Por isso, a pergunta "quantas vezes fazemos sexo?" pode ser menos útil do que outras: os dois estão satisfeitos com a vida sexual? Existe vontade de mudar alguma coisa? A diferença de desejo está causando tensão? Há espaço para conversar sobre isso sem transformar a relação em uma cobrança?
Menos sexo não significa necessariamente menos desejo
Outro equívoco é assumir que uma redução na frequência indica automaticamente perda de atração. O desejo não permanece estável durante toda a vida e nem precisa acompanhar a frequência sexual.
Um estudo de 2025 sobre a percepção do tempo desde a última relação mostrou que a maneira como as pessoas sentem esse intervalo também pode estar relacionada ao desejo e à satisfação. Para uma pessoa, uma semana pode parecer pouco tempo; para outra, pode parecer uma eternidade. A experiência subjetiva do intervalo importa tanto quanto a contagem objetiva dos dias.
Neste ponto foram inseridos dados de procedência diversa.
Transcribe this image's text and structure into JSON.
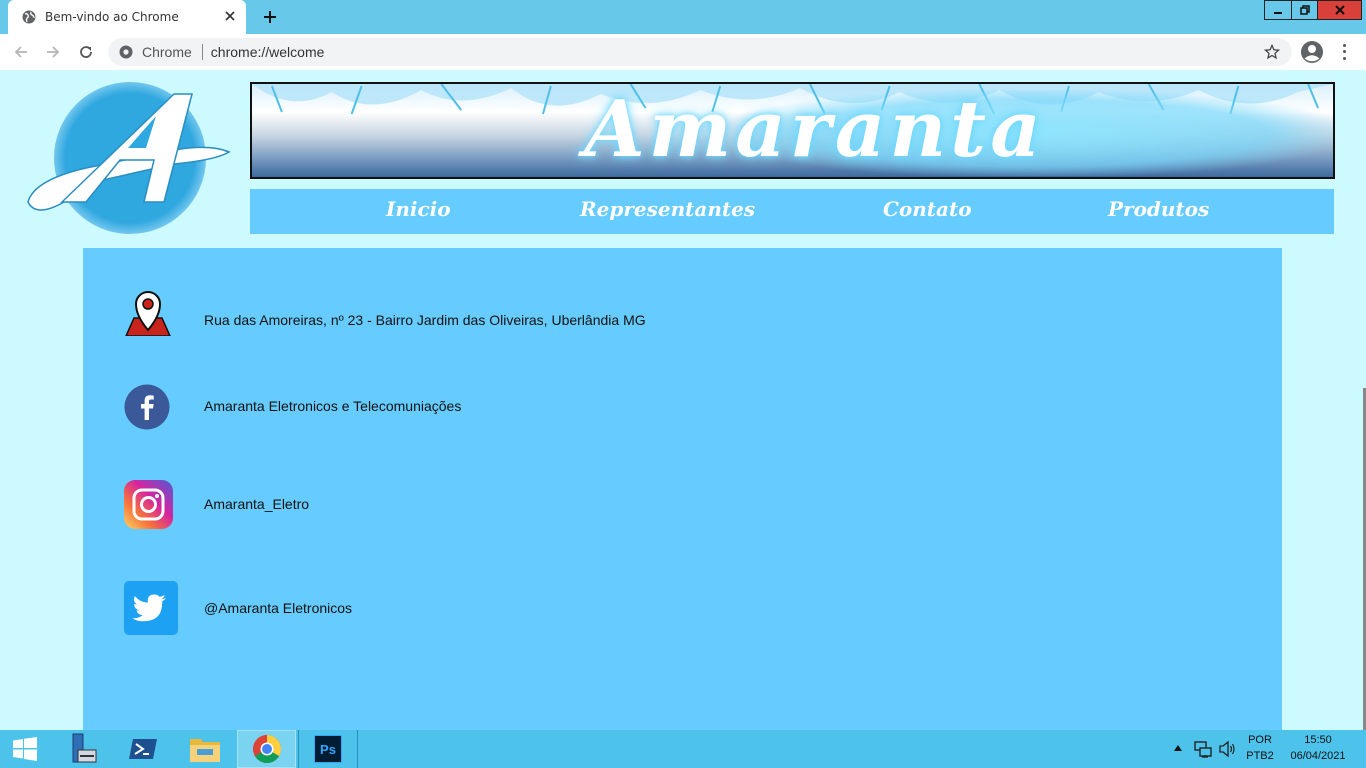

Além disso, sexo não se resume à penetração ou ao número de relações. Beijos, carícias, masturbação, intimidade e outras formas de contato físico também podem fazer parte da vida sexual de um casal. Pesquisas recentes têm justamente ampliado a análise para diferentes comportamentos sexuais e afetivos, em vez de considerar apenas a frequência da relação sexual.
Então, qual é a frequência 'normal'?
Não existe um número que determine o que é uma vida sexual normal. Há casais que transam várias vezes por semana, outros que mantêm relações algumas vezes por mês e aqueles que passam períodos mais longos sem sexo. Todos podem estar satisfeitos, ou não.
O dado de uma vez por semana, frequentemente citado a partir da pesquisa sobre frequência sexual e bem-estar, pode servir como referência estatística, mas não como meta.
No fim, talvez a pergunta mais interessante não seja "quantas vezes por semana deveríamos fazer sexo?", mas "a nossa vida sexual está funcionando para nós?". Quando a resposta é sim, o calendário deixa de ser tão importante. Quando é não, o número pode até indicar que existe uma diferença a ser discutida, mas dificilmente será, sozinho, a solução.